When it comes to a tangible good, it can be pretty easy to assess value. Your flat screen TV may give you hours of viewing pleasure with a brilliantly sharp picture and you know it’s been well worth the £500 you spent on it.
But when it comes to assessing the value of services, things get a little trickier to judge. Financial planning is a good case in point. We know that many clients we work with really value our services (check out our latest client feedback scores) but we know many people find it hard to accurately quantify the benefits our profession brings and so assess whether this represents good value for money or not.
This is a problem that financial services (think paid bank accounts or pension providers) as well as other services industries (think estate agents or solicitors) often struggle with. Just how can you demonstrate that your clients get more out of your services than they pay for them – that the really are getting value from what you do?
Within financial planning, this is tricky as no two individuals are in the same position and therefore the value that they get can vary significantly. What has always been lacking is some form of empirical, evidence driven assessment of the value of financial planning – until now. A recent survey by Vanguard has tried to change that by breaking down the benefits of financial planning and investment management and putting a monetary (or percentage of wealth) value on it.
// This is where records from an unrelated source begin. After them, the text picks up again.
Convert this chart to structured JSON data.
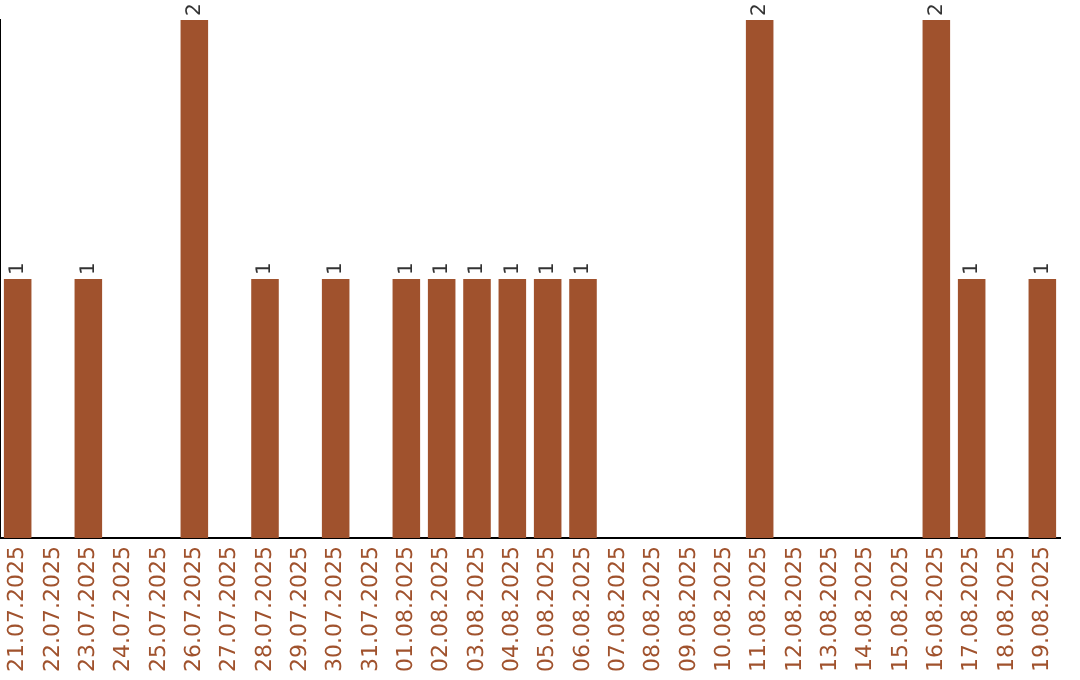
{
  "chart_data": {
    "type": "bar",
    "categories": [
      "21.07.2025",
      "22.07.2025",
      "23.07.2025",
      "24.07.2025",
      "25.07.2025",
      "26.07.2025",
      "27.07.2025",
      "28.07.2025",
      "29.07.2025",
      "30.07.2025",
      "31.07.2025",
      "01.08.2025",
      "02.08.2025",
      "03.08.2025",
      "04.08.2025",
      "05.08.2025",
      "06.08.2025",
      "07.08.2025",
      "08.08.2025",
      "09.08.2025",
      "10.08.2025",
      "11.08.2025",
      "12.08.2025",
      "13.08.2025",
      "14.08.2025",
      "15.08.2025",
      "16.08.2025",
      "17.08.2025",
      "18.08.2025",
      "19.08.2025"
    ],
    "values": [
      1,
      0,
      1,
      0,
      0,
      2,
      0,
      1,
      0,
      1,
      0,
      1,
      1,
      1,
      1,
      1,
      1,
      0,
      0,
      0,
      0,
      2,
      0,
      0,
      0,
      0,
      2,
      1,
      0,
      1
    ],
    "value_labels": [
      "1",
      null,
      "1",
      null,
      null,
      "2",
      null,
      "1",
      null,
      "1",
      null,
      "1",
      "1",
      "1",
      "1",
      "1",
      "1",
      null,
      null,
      null,
      null,
      "2",
      null,
      null,
      null,
      null,
      "2",
      "1",
      null,
      "1"
    ],
    "color": "#a0522d",
    "ylim": [
      0,
      2
    ],
    "tick_labels": "x",
    "grid": false,
    "legend": false
  }
}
Their research ‘Adviser’s Alpha: Putting a value on your value‘ suggests that financial planning can add up to 3.5% per year to a client’s overall wealth when compared to those who do not employ a planner. The really interesting part of this research is how this breaks down:
Investing is emotional and a financial planner can help investors to maintain a clear head and keep their eye focused on the long-term. The amount of value that can be added here is large. While most investors are aware they need to think long-term and maintain a disciplined approach – in other words not selling at the bottom and piling in at the top – it is easier said than done. In this instance a planner can act as a behavioural coach and save investors money by stopping them from abandoning a planned investment strategy – which can cost them dearly.
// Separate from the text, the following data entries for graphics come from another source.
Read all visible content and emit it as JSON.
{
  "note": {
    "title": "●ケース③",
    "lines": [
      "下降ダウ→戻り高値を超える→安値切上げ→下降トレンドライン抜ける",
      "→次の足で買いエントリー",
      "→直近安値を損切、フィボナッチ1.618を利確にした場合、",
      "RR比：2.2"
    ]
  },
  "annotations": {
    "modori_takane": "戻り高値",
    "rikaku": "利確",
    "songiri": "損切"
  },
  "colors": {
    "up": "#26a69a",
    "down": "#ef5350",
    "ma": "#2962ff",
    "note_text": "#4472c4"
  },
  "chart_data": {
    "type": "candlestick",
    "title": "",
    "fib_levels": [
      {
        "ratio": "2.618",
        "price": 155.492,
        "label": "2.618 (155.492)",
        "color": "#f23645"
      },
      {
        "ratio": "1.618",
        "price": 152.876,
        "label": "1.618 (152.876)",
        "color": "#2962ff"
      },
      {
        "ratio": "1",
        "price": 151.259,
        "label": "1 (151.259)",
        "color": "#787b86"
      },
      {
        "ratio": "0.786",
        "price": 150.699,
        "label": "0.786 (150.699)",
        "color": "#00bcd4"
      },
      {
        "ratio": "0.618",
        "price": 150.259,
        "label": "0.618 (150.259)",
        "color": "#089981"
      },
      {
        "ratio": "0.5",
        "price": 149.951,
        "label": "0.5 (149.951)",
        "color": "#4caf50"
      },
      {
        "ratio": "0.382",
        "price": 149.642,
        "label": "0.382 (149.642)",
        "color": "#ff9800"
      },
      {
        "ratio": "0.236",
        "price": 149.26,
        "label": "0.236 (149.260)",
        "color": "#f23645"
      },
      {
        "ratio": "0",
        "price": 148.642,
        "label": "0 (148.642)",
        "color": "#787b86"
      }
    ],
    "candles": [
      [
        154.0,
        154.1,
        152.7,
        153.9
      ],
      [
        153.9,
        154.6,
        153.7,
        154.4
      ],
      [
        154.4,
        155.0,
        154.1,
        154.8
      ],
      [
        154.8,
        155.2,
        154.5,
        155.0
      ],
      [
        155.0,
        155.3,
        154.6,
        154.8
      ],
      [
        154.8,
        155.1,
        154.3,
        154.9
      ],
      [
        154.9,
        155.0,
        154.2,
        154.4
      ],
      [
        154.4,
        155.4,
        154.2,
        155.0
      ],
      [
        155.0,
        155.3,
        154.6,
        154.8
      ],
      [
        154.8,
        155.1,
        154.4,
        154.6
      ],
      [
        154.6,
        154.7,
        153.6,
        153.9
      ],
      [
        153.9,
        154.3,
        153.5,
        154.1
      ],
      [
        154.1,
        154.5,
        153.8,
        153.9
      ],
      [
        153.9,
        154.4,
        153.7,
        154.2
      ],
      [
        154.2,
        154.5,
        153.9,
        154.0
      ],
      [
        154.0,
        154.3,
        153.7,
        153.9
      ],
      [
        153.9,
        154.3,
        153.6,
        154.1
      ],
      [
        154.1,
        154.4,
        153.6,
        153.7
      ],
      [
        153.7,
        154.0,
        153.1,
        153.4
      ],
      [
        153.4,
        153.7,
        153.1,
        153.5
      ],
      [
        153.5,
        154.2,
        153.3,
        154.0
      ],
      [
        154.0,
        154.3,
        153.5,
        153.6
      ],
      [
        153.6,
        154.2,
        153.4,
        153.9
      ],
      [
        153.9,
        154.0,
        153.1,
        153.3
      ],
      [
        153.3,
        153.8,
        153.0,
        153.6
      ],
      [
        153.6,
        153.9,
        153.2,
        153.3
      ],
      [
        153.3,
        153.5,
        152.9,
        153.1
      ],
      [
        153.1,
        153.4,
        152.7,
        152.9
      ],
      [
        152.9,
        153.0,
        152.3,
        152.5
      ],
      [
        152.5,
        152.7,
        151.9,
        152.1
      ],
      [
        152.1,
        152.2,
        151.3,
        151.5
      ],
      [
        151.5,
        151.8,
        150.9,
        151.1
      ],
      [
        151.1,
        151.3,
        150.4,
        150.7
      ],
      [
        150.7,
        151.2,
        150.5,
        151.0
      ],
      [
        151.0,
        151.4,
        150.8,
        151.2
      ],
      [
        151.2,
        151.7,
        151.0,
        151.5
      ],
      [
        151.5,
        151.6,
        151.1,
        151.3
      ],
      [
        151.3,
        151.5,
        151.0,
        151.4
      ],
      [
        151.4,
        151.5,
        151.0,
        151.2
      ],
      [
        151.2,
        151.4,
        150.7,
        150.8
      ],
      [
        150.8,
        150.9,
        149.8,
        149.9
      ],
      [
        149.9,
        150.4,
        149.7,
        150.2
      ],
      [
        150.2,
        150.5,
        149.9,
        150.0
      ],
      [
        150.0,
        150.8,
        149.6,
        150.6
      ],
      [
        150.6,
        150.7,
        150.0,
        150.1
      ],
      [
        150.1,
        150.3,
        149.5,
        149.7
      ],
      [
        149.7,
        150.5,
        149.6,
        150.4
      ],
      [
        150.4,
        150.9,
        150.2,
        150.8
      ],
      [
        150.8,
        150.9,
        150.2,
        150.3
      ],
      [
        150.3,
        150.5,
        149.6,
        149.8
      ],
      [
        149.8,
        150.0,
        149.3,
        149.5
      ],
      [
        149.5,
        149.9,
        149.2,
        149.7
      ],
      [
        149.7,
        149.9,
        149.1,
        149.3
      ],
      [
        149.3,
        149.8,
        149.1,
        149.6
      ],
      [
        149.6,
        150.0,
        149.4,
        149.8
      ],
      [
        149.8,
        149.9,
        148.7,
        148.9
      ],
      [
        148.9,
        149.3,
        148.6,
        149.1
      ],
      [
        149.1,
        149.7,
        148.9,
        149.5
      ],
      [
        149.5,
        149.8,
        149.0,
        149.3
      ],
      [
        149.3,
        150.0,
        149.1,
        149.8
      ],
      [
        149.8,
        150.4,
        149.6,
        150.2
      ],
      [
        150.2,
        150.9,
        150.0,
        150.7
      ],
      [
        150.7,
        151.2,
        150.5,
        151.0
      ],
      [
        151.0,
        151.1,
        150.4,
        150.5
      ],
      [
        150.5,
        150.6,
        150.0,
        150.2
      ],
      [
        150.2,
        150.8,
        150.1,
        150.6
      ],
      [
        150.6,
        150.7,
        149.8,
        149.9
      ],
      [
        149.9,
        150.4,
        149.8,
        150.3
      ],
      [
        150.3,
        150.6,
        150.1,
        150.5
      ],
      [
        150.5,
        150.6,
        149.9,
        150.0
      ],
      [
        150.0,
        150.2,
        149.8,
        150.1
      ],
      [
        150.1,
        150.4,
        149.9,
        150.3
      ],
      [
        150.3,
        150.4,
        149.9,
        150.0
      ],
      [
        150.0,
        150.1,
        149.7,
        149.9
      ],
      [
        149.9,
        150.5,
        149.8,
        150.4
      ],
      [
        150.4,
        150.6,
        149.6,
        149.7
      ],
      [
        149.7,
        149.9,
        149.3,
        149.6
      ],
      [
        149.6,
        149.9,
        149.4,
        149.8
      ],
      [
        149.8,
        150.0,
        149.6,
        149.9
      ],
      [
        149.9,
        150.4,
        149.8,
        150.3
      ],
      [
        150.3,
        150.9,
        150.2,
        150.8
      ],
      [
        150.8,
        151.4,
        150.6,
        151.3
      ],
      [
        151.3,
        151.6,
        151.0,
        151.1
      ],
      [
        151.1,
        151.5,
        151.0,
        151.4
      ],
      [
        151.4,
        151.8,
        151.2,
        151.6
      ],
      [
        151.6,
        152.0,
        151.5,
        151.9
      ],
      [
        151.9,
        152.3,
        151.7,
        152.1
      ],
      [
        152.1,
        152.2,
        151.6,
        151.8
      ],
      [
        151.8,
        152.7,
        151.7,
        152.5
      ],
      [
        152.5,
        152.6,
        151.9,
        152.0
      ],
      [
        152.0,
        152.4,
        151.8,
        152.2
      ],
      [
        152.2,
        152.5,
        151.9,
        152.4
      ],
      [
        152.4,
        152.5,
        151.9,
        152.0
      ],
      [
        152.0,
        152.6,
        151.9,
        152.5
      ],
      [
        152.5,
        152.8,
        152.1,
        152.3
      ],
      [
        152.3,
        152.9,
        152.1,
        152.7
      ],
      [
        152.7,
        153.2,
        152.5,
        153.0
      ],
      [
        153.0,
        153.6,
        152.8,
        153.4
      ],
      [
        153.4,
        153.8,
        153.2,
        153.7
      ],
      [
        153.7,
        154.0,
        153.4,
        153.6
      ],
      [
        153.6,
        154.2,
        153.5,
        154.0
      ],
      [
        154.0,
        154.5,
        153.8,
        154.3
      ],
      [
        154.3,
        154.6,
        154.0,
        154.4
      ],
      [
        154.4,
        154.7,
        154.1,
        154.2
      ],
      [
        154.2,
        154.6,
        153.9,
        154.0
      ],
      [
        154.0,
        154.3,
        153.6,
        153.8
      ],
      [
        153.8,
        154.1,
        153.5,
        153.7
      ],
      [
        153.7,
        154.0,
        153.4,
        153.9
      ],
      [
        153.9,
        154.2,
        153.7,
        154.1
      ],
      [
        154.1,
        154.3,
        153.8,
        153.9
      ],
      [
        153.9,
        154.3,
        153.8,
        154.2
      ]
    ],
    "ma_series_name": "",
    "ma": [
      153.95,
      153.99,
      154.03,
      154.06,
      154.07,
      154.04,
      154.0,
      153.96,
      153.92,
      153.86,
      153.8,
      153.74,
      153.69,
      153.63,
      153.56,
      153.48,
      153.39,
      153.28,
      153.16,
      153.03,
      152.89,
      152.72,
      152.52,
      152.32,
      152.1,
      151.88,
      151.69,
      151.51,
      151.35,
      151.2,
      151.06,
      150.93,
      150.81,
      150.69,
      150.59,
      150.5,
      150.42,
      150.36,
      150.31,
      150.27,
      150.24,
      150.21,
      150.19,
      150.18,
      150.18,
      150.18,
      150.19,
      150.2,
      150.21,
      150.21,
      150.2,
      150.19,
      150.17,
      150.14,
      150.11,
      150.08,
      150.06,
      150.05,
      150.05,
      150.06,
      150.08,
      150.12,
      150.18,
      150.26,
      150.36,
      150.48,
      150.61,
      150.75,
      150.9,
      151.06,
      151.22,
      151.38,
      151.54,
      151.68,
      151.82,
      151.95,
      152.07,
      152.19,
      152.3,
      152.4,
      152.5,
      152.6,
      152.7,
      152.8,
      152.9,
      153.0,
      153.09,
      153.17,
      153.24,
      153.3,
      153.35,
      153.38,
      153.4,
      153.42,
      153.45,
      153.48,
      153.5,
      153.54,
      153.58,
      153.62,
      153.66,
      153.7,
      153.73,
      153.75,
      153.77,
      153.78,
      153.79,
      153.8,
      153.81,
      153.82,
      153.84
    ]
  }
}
(Potential value added: up to 1.50% per annum)
Low cost investments
Using low-cost investments can have a significant impact on long-term returns. The overwhelming evidence from academic studies shows that (particularly in the more developed markets), active management (paying a fund manager to run a fund) simply doesn’t add much value. By taking a predominantly passive approach to investing, you can cut the investment fees you pay significantly. Every pound saved in fund management fees is an extra pound in your portfolio.
(Potential value added: up to 0.92% per annum)
Regular portfolio rebalancing
Over time, different elements of an investment portfolio will grow at different rates. This portfolio ‘drift’ may mean you end up taking on risk that you had not planned to take and that could hurt your performance over time. Regularly rebalancing your portfolio will put you back on track, reducing risk and increasing long term performance.
(Potential value added: up to 0.43% per annum)
Smart spending strategy
When it comes to using the money you have invested, it’s important to spend smartly – using the proceeds from the right investment at the right time. This helps minimize the tax payable and increases the longevity of investment portfolios.
(Potential value added: up to 0.48% per annum)
Asset allocation strategy
The amount of money you invest in various asset classes, such as equities, fixed income and cash, is probably the most important determinant of your future returns. Too often, investors’ portfolios are concentrated in just one or two asset types, leaving them exposed to downturns and unlikely to capture the full upside potential of the markets. Studies have shown that asset allocation is one of the key drivers to long term investment performance and is an excellent way to add value to an investment portfolio.
(Potential value added: up to 0.23% per annum)
Beyond these more quantifiable benefits of financial planning are many that are less so. We find that clients often value the certainty and security that having a financial plan brings. Many also love knowing they can chat to their financial planner whenever they like. Financial organisation and education are additional benefits most people with a planner enjoy – having their finances perfectly organised and with a good understanding of their current position and future needs.
For many people these things can be the difference between worrying about their money and sleeping soundly at night. Whether that’s worth 1% a year to you or many times that, these additional benefits should not be overlooked or underestimated.
This research and our own experience suggest that most people get a lot of value from financial planning and investment management. With most financial planning firms charging significantly less than 3.5% per annum, there should be significant benefits to be had from such services.
Given this research, it really is worth considering whether a financial planner could help you get more from your money and help you achieve your financial and lifetime goals.